The community, though, is  warmer and friendlier than I thought it would be. I was prepared for cool detachment, people too busy with city life to have relationships. I was wrong. People have deep roots, and many have grown up here, some in the same house for generations.   The small shops and unique restaurants, the streets lined with shady trees and old, quaint homes felt solid, anchored. I did not expect that. I thought I would find isolated people, superficial relationships, a cold and hard place.

The city feels like a small town. It’s the rootedness, the focus on local businesses.  It feels connected also because the school district actively  integrates the schools, by busing students and by having only one large high school. Your neighborhood includes much more of the city when your school is all the way across town. Without these sometimes-controversial policies (the district has been sued for reverse discrimination), there would quickly become “good” schools in the more expensive neighborhoods and “bad” schools in the less pricey areas. The Hills and The Flats.
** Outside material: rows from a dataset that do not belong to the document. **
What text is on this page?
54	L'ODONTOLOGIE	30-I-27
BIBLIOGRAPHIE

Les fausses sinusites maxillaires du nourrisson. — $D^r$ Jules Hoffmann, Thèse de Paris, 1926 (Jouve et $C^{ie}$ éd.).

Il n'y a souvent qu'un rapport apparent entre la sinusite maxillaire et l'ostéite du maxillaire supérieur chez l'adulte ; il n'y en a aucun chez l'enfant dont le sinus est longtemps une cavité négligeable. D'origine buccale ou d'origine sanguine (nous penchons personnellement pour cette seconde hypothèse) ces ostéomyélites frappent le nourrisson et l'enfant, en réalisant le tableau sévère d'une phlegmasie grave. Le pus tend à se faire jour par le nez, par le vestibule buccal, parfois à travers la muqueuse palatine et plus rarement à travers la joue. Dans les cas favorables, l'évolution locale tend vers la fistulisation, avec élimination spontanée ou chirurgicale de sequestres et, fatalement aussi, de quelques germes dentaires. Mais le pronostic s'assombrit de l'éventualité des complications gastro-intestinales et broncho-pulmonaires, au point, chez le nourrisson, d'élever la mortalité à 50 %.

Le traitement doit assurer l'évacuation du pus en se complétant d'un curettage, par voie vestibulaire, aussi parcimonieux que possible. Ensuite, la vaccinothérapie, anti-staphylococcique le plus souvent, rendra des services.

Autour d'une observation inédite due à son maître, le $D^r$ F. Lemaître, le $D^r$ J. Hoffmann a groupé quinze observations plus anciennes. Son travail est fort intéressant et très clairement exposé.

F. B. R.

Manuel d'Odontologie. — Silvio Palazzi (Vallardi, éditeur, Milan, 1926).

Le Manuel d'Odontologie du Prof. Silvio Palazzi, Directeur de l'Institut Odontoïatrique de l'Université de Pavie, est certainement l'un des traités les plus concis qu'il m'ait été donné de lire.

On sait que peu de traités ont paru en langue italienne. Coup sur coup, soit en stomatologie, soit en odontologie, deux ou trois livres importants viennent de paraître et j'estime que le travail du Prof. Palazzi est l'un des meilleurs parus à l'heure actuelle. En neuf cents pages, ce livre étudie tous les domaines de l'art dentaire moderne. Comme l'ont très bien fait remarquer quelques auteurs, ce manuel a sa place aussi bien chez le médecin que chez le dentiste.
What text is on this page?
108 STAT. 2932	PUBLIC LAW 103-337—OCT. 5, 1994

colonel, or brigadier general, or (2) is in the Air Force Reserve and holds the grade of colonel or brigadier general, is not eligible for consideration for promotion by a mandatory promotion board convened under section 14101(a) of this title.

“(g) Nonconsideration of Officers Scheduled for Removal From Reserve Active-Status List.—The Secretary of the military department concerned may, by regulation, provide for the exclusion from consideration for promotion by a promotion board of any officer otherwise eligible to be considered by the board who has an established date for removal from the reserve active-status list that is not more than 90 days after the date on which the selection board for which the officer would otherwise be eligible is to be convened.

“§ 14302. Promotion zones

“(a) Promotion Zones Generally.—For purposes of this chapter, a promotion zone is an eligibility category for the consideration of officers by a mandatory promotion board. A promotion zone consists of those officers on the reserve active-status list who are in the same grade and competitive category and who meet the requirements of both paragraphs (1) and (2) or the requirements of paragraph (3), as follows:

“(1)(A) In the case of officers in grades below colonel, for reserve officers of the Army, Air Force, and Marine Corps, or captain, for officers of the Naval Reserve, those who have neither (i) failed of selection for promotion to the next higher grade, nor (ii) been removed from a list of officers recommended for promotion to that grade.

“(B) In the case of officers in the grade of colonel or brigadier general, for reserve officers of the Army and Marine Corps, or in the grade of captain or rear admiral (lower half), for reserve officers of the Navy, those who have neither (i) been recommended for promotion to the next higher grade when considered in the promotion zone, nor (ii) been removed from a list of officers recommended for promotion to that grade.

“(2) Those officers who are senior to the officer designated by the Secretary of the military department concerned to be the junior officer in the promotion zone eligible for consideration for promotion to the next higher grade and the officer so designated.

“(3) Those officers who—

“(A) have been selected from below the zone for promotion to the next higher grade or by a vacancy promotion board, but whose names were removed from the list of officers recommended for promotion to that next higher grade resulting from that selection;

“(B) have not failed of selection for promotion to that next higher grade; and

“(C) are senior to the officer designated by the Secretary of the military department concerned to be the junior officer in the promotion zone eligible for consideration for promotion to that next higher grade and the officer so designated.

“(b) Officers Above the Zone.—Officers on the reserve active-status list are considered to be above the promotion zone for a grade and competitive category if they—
These policies became real  for us when our kids were not assigned to the the lovely elementary school two blocks away from our house; they were bused to a school downtown, while others from down the hill come up to our neighborhood.

My first thoughts were not joy at this tangible example of justice and equality. They were more along the lines of feeling wronged, judged by my race and zip-code. It’s not fair that I should have to suffer, that my kids should ride the bus for an hour each way to attend a school with lower academic performance. I started thinking about how to protest, force the issue, get what I wanted for my children.

Another thought came tumbling in, though: an awareness of my privilege, my power, and a sense of how flexing those muscles runs counter to the ideals I said I wanted my children to discover and own. I agree with the purpose of the bussing. I love that Berkeley cares about every child receiving a good education. Can I then say I don’t want my kids to participate?

Here’s the reality: My kids have everything they need. They have supportive, involved parents. They are never cold, hungry, or alone. They will go to college if they want to. They lack nothing, really. I don’t have to go scraping and scratching to snatch up the best of everything.

Now, all have moved through elementary and middle school, and looking back, I’m satisfied with their experience at their school in The Flats. It was an involved, caring community. They made good friends, and met back up with some of them in high school after going to different middle schools. It was a broadening experience for all of us. Not what I would have chosen. Better than that.